This problem involves finding the diameter of a cone given its volume and height. We'll use the formula for the volume of a cone to solve for the radius, and then double the radius to find the diameter....
The Formula for Cone Volume
The volume (V) of a cone is calculated using the following formula:
V = (1/3)πr²h
Where:
- r is the radius of the cone's base
- h is the height of the cone
- π is a mathematical constant approximately equal to 3.14159
Solving for the Radius
We know the volume (V) is 20π cubic meters and the height (h) is 10 meters.
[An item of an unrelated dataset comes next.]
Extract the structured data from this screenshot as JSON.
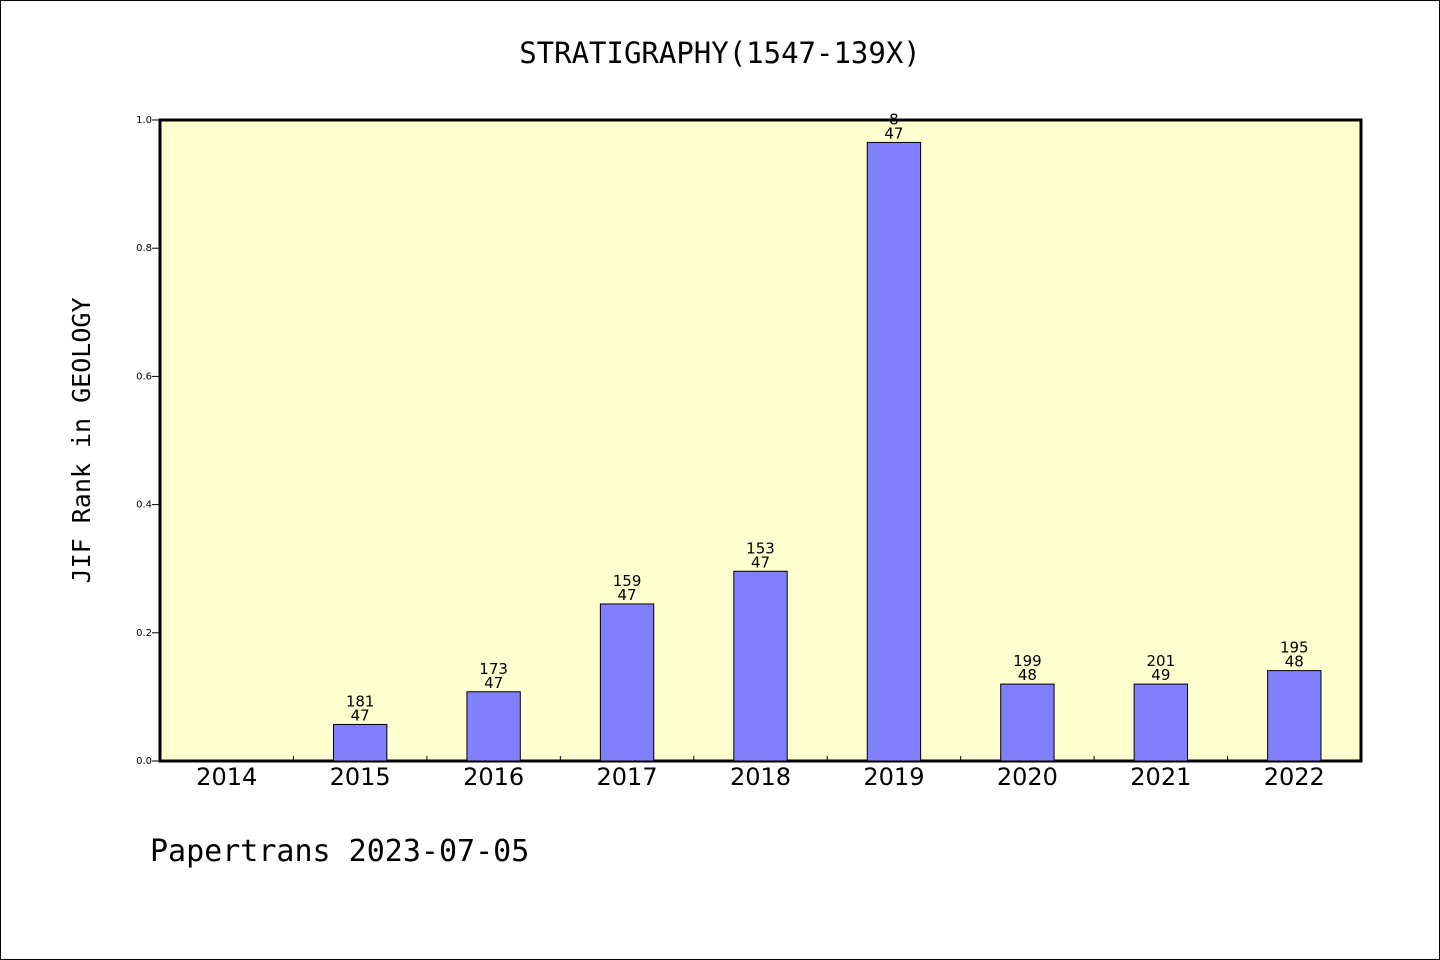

Let's substitute these values into the formula and solve for the radius (r):
20π = (1/3)πr² * 10
Simplifying the equation:
20π = (10/3)πr²
Dividing both sides by (10/3)π:
20π / ((10/3)π) = r²
This simplifies to:
6 = r²
Taking the square root of both sides:
√6 = r
Therefore, the radius (r) of the cone is approximately √6 meters.
Calculating the Diameter
The diameter (d) of a circle is twice its radius. So, the diameter of the cone's base is:
d = 2r = 2 * √6 ≈ 4.9 meters
Answer
Therefore, the diameter of the cone is approximately **4.9 meters** when rounded to the nearest tenth.